Estimating Variance in MLE
Earlier, when we tried to estimate \( \beta \), we removed the \( \sigma^2 \). However, in order to have a full picture of the distribution of ε, we need to know the variance. If we have \( n \) observations of \( x_i \) and \( y_i \), we need to estimate the variance and covariance matrix for the Multivariate Normal Distributions.
Note that, here, we assume that there is only the variance-covariance-matrix is a diagonal matrix (i.e., covariance is zero, given the i.i.d. assumption) with the same variance, namely \( \sigma^2 \).
\( \sigma^{MLE}=arg \, MAX_{\sigma} \{-\frac{n}{2} log(2 \sigma^2 \pi)-\frac{1}{2\sigma^2} (X\beta-Y)^T(X\beta-Y) \} \)
Note that, we already know \( \hat{B} \) from the estimation, we can replay \( \beta \) with it.
\( \sigma^{MLE}=arg \, MAX_{\sigma} \{-\frac{n}{2} log(2 \sigma^2 \pi)-\frac{1}{2\sigma^2} (X \hat{B}-Y)^T(X\hat{B}-Y) \} \)
Since we already know \( X, Y \), and \( \hat{B} \), to maximize the probability statement above, we need to take the partial derivative with respect to \( \sigma^2 \).
\( \begin{aligned} \frac{\partial}{\partial \sigma^2} \{-\frac{n}{2} log(2 \sigma^2 \pi)-\frac{1}{2\sigma^2} (X \hat{B}-Y)^T(X\hat{B}-Y) \} &= 0 \\ -\frac{n}{2 \sigma^2} + \frac{1}{2 \sigma^4} (X \hat{B}-Y)^T(X\hat{B}-Y) &= 0 \\ \sigma^2 &= \frac{1}{n}(X \hat{B}-Y)^T(X \hat{B}-Y) \\ \hat{\sigma}^2 &= \frac{1}{n}(X \hat{B}-Y)^T(X \hat{B}-Y) \end{aligned}\)
Thus, we can see that the estimated \( \sigma^2 \) (i.e., variance) is the mean of the squared deviations between what \( \hat{B}\) predicts and what the actual data is. Note that, \( \hat{\sigma}^2\) is used to replace \( \sigma^2\) to indicate that it is an estimated value.
Reference and Further Reading
There are a few other tutorials related to this topic that you can refer to.

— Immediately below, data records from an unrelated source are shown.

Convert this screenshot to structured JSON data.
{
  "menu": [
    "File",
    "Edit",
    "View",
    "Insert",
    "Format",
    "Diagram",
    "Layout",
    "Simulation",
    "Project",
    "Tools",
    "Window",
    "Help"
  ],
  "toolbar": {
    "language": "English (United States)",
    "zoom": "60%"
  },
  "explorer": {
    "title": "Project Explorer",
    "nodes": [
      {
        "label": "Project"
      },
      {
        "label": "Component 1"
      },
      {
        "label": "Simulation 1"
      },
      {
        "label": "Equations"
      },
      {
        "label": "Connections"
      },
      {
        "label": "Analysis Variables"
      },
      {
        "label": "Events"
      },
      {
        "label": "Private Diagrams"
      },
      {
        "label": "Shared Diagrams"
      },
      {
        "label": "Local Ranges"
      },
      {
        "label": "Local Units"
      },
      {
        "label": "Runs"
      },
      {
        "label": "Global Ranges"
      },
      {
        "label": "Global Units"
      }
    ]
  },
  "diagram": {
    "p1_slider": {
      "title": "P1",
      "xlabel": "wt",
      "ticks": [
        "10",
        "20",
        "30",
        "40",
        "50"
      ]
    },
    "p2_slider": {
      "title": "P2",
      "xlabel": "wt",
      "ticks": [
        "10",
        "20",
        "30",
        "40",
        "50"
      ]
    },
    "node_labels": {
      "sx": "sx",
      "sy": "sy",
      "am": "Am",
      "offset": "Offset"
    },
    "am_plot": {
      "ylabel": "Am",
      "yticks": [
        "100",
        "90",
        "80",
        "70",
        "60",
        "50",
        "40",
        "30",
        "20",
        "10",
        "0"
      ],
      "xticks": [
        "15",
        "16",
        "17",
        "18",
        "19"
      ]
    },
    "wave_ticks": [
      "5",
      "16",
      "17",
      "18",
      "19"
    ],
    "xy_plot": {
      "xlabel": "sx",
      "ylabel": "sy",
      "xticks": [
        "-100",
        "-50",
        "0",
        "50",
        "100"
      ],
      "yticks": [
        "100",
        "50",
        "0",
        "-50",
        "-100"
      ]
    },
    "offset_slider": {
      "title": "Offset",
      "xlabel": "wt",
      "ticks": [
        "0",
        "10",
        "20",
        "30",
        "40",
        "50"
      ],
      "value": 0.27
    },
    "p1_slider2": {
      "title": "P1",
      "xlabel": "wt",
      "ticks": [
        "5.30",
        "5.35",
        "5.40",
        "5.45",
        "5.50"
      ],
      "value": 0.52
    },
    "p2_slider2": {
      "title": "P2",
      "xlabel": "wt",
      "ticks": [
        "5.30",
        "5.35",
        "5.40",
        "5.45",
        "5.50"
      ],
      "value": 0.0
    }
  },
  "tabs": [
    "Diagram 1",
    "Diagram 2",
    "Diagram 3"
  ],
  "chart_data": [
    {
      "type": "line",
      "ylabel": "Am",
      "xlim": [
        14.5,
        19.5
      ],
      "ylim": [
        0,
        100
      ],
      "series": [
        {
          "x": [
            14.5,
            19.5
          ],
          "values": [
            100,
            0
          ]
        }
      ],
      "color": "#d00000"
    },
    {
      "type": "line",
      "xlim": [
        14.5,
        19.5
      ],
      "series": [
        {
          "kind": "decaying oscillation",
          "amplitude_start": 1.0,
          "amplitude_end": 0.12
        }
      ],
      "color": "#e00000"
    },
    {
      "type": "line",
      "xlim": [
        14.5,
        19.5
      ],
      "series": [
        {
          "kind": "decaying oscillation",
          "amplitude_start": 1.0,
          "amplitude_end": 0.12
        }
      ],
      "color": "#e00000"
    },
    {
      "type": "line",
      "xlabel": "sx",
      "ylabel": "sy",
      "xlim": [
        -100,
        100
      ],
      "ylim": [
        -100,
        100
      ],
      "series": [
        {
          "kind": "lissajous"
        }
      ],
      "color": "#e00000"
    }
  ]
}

- Penn State: Multivariate Normal Distribution
- CMU: Matrix MLE for Linear Regression
- Princeton: Linear Regression via Maximization of the Likelihood
In another tutorial about linear mixed models in SPSS (click here), I discussed the degree of freedom for MLE. As we can see, if we use MLE, we use one more degree of freedom to estimate the variance, assuming the same number in the diagonal variance-covariance (i.e., a scalar matrix).